On the field, Emanuel Reynoso is a magician. He sees spaces that others don’t see, and the ball appears in those spaces seemingly without being touched. Faced with impossible situations against defenders, he’ll pull a trick or two - a dip of the shoulder here, a fake cross there, a turn to the left and then back to the right - and somehow shimmy through a space that doesn’t seem to actually exist.

He provokes delight, on the field, the same way as watching a card or coin or person be produced from thin air on a Las Vegas stage provokes delight.

After his latest unscheduled absence, though, his most difficult trick of all would be getting Minnesota United fans to love him again.

It’s worth remembering that less than a year ago, the first time that Reynoso went back to Argentina and didn’t return on time, he was wildly cheered when he finally returned to the field. Even though it was June, and he was more than three months late. Even though he never revealed his full reasons for staying in Argentina. Even though the league had suspended him. Even though the team had struggled without him.

Judging by the roars from the Wonderwall, fans were just happy to have him back.

Reynoso scored eight goals and added ten assists in all competitions, despite playing in just 23 games. Among MLS players who played 1000 minutes, he was behind only Cucho Hernandez in terms of expected non-penalty goals + expected assists, per 90 minutes.

It is worth noting, though, that while Reynoso’s return did kick-start Minnesota’s offense, the team’s results didn’t markedly improve. In the 18 games he played, the Loons earned 1.22 points per game; in the 16 he didn’t, they earned 1.19 points per game.

He played all five games in the Leagues Cup, resulting in one win, two wins on penalty kicks, and two losses. If you count the shootout wins as draws, that’s five points in five games. And the Loons ended up with nothing to show for the year - no playoff appearance, no tournament finals, and with the manager having been fired.

When Reynoso didn’t show up on time for preseason again in 2023, fans’ reaction seemed to have shifted from worry to annoyance. And when the Loons announced Tuesday that he’d failed to show up for a green card appointment, and had stayed in Argentina instead of returning to the team, it seemed like most fans had just about had enough.

Social media is an echo chamber, and the usual home of the most strident and unforgiving fans of any team, but it was remarkable to me just how near-unanimous the reactions to the statement were. Almost all of them were some version of what David Naylor said: “He can stay there. I’m done with this nonsense.”

Even if Reynoso was to return today, it would be three and a half weeks since he’d practiced or played a game. Whatever his reasons for missing his appointment in Argentina and failing to return as planned, it seems unlikely that he’s been working on his fitness while he’s there, and so he might not be physically ready to play.

Even if he was somehow, magically, ready to play, who knows whether the team would take him back?

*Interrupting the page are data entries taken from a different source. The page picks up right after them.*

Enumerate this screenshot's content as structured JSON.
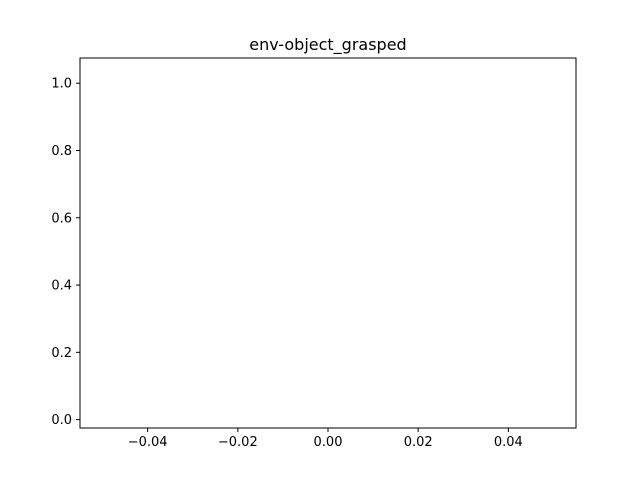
{
  "chart_data": {
    "type": "line",
    "title": "env-object_grasped",
    "xlabel": "",
    "ylabel": "",
    "xlim": [
      -0.055,
      0.055
    ],
    "ylim": [
      -0.025,
      1.075
    ],
    "x_ticks": [
      -0.04,
      -0.02,
      0.0,
      0.02,
      0.04
    ],
    "x_tick_labels": [
      "−0.04",
      "−0.02",
      "0.00",
      "0.02",
      "0.04"
    ],
    "y_ticks": [
      0.0,
      0.2,
      0.4,
      0.6,
      0.8,
      1.0
    ],
    "y_tick_labels": [
      "0.0",
      "0.2",
      "0.4",
      "0.6",
      "0.8",
      "1.0"
    ],
    "grid": false,
    "series": []
  }
}
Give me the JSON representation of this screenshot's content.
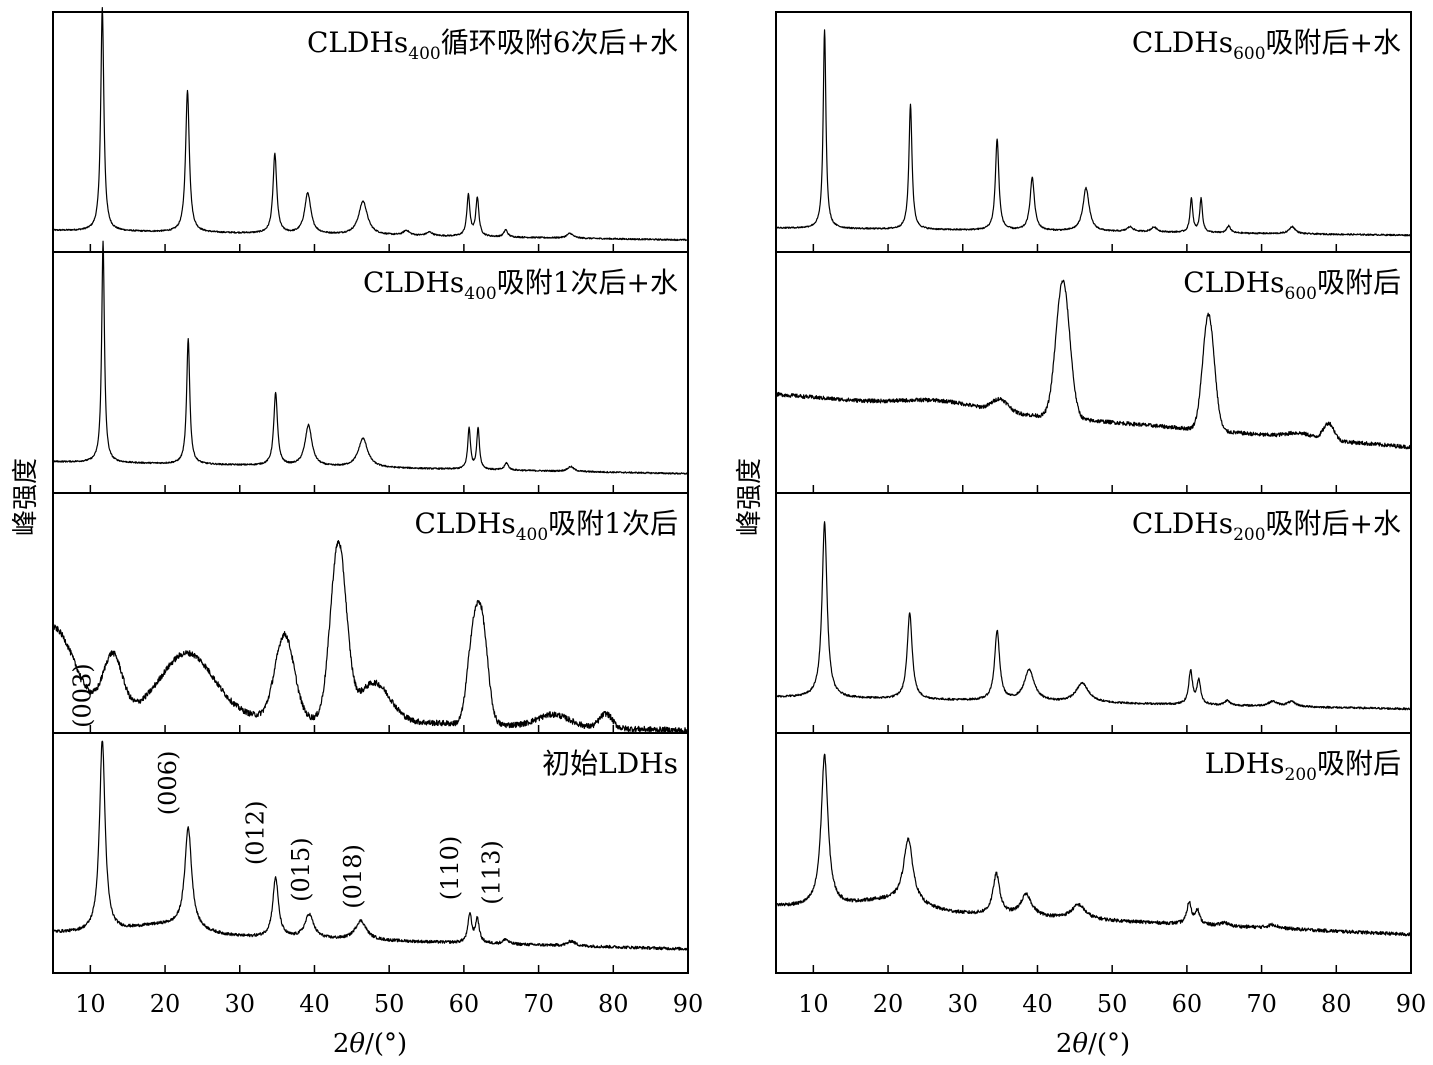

The last line of Khaled El-Ahmad’s statement was, “Our entire focus is on the players and staff who are here.” This does not sound like the statement of a sporting director who’s ready to make a spot for Reynoso in the starting lineup.

And even if Reynoso was ready to play, and the team threw him out there, you have to wonder - would we hear the same roars for Reynoso? Or, after three versions of this same story, have Loons fans finally had enough?

The hard truth about fans and players is that, with few exceptions, the team is always going to matter more to the fan than to the player. Players know that they can be traded or sold or released, at any time, but the beauty and the curse of being a fan is that there’s no escape. They don’t get traded… but they also don’t go AWOL in midseason.

Fans want perfection, and hope for perfection, and have to deal with accepting less. But the one thing that they can’t accept is when players don’t even try.

If and when Reynoso does come back, he’s going to have an uphill battle to convince fans that he’s truly bought in to the team. It’d look a lot like one of those impossible on-field situations he has regularly faced: multiple defenders, no space, no place to put the ball.

On the field, he finds a way. Off the field, he’s going to have a much harder time.